But keep in mind, Fred, I think you started to hint at this when you talked about the responsibility of the security guards and the police. The criminal portion of this is just chapter one.

WHITFIELD: Yes.

TOOBIN: There will be civil suits. And the people who were hit, particularly the people in the audience and especially (NO AUDIO) they will have lawyers who will soon everyone under the son. They'll sue the Pistons and the management of the stadium. They'll sue the security guards. They may well sue the police for failing to create a -- an environment that was safe enough.

WHITFIELD: All right. So this perhaps just might be the beginning again. All right. Jeffrey Toobin, thanks so much.

TOOBIN: OK, Fred.

WHITFIELD: Kyra.

PHILLIPS: Straight ahead, to prevent a flu epidemic in the United States, you need to give shots to people in China, according to an expert on outbreaks. We'll go in depth with her on bird flu and what you need to know.

Also ahead, losing the loot. A police chase caught on camera. We'll show you if the toss technique worked.

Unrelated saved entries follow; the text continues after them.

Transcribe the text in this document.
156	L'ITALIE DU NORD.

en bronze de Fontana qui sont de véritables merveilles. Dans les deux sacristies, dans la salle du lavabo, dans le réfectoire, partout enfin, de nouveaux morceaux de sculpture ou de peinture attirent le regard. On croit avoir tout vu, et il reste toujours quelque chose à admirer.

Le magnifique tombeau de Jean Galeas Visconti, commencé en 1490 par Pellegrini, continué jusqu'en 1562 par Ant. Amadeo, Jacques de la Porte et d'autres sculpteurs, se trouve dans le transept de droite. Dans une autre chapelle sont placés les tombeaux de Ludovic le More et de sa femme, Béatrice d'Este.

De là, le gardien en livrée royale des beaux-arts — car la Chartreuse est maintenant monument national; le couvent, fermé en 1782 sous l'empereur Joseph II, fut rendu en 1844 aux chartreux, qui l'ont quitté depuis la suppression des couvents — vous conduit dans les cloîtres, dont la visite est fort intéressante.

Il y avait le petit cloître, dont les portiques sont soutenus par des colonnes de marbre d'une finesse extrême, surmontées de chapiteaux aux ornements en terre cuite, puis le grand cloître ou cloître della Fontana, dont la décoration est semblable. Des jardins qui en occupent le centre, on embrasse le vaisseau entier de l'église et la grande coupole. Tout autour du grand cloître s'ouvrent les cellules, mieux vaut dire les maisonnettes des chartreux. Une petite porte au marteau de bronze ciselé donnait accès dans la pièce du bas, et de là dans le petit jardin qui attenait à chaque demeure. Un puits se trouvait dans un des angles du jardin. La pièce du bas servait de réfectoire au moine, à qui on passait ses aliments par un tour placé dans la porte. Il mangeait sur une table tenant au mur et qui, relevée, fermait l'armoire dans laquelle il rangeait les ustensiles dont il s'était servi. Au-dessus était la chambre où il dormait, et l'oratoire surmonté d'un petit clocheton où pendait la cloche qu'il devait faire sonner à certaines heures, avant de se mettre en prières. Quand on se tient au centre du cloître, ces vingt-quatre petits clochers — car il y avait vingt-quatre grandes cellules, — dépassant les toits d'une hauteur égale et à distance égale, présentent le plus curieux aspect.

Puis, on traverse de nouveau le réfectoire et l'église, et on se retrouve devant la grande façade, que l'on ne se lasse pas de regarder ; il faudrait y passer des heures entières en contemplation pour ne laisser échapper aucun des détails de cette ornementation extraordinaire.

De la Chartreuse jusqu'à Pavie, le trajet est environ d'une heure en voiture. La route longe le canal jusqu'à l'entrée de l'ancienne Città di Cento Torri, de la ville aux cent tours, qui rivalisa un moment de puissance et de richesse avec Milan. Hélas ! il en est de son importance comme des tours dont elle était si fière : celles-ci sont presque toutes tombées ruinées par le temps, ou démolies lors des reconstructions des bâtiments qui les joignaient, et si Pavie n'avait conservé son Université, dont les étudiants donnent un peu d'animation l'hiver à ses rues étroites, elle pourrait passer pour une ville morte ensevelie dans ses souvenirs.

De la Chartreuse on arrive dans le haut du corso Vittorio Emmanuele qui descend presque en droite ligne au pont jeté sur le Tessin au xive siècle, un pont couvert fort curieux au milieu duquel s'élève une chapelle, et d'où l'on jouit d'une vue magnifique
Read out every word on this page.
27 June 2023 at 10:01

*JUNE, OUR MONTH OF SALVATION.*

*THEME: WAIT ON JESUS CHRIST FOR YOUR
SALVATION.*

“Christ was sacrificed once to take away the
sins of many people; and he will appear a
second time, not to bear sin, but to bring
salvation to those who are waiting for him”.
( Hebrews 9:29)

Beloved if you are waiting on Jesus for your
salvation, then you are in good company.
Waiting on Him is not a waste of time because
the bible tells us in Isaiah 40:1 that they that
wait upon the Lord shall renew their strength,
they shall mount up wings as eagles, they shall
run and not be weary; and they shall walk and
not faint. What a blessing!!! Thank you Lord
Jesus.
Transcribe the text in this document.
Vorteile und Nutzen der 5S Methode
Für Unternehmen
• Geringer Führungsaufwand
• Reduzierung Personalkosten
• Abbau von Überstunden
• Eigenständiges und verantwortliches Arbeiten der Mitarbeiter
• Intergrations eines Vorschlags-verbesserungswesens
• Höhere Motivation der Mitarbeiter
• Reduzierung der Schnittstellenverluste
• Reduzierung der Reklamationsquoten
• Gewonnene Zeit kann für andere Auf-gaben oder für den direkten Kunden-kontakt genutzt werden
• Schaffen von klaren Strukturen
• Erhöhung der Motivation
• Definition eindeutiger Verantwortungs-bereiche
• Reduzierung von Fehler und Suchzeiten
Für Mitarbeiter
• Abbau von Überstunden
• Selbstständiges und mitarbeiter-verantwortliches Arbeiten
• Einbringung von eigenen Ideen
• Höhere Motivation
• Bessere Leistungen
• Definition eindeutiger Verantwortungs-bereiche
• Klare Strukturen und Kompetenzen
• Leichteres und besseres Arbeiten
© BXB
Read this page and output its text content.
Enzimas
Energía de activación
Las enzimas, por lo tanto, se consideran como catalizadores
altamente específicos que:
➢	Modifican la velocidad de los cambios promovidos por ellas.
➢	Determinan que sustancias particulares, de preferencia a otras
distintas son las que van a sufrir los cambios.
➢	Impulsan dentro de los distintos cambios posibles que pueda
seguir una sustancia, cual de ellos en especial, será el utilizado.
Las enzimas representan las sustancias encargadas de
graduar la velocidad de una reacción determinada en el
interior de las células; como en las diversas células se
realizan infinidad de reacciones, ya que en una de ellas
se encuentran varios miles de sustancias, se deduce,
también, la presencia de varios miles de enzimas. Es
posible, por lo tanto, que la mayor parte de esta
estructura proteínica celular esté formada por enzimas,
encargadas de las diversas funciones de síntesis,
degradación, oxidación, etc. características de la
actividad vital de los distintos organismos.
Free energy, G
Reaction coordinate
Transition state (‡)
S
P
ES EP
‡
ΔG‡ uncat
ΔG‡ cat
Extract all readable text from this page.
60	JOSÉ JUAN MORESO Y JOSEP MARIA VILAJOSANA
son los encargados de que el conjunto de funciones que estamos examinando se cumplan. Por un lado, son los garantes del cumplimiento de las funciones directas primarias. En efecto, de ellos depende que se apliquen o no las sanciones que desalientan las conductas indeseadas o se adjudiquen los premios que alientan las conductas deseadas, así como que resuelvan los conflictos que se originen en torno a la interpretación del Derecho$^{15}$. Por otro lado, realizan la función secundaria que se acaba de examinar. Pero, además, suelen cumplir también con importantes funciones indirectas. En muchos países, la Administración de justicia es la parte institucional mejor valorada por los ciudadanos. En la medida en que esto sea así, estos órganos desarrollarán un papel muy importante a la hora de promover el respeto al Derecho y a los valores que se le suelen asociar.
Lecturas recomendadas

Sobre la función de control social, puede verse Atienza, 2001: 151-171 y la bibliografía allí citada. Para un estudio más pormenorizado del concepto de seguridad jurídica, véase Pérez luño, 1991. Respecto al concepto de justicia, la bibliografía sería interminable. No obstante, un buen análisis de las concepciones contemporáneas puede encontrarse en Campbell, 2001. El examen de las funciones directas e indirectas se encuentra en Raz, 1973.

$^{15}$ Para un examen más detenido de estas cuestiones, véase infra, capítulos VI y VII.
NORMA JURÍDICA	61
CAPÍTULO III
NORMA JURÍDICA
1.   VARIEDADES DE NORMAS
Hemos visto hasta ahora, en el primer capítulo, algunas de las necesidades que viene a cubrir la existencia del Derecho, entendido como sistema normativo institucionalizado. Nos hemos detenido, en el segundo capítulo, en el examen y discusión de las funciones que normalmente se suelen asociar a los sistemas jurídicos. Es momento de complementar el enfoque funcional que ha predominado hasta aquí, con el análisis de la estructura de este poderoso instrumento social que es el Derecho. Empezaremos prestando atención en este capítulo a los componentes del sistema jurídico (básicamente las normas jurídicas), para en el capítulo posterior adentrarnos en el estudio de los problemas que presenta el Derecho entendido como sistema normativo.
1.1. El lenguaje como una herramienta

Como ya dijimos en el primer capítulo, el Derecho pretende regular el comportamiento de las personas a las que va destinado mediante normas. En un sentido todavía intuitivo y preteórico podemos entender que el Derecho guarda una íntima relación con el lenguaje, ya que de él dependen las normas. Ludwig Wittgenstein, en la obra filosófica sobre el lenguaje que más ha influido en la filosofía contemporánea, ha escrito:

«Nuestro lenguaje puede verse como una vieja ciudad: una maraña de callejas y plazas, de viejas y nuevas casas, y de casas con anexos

And later on LIVE FROM, doing time to daytime TV. Martha Stewart may have a new job waiting for her when she gets out of prison.

(COMMERCIAL BREAK)

WHITFIELD: Back now to Kuwait where Defense Secretary Donald Rumsfeld may have wished he had put on a flak jacket before his visit with battle weary U.S. Troops. Pay problems, stop-loss distress and lack of armor gave the G.I.'s plenty of ammunition when the boss opened the floor to questions.

(BEGIN VIDEOTAPE)

UNIDENTIFIED MALE: Our soldiers have been fighting in Iraq for coming up on three years. A lot of us are getting ready to move north relatively soon. Our vehicles are not armored.

We're digging pieces of rusted scrap metal and compromised ballistic glass that's already been shot up, dropped, busted, picking the best out of this scrap to put onto our vehicles to take into combat. We do not have proper armament vehicles to carry with us north.

DONALD RUMSFELD, SECRETARY OF DEFENSE: As you know, you go to war with the Army you have, not the Army you might want or wish to have at a later time. Since the Iraq conflict began, the Army has been pressing ahead to produce the armor necessary at a rate that they believe -- it's a greatly expanded rate from what existed previously, but a rate that they believe is the rate that is all that can be accomplished at this moment.

UNIDENTIFIED MALE: What is the Department of Defense, more specifically, the Army side of the house, doing to adjust shortages and antiquated equipment that National Guard soldiers, such as the 116th Cav Brigade, the 278th ACR, are going to roll into Iraq with?

RUMSFELD: The -- now settle down. Settle down. I'm an old man and it's nearly the morning. I'm just gathering my thoughts here.

In any organization, you're going to have equipment and materials and spare parts of different ages. And -- and I am told, and no way I can prove it, but I'm told that the Army is breaking its neck to see that there is not a differentiation as to who gets what aged materials in the military, in the Army, as between the active forces, the Guard and the Reserve.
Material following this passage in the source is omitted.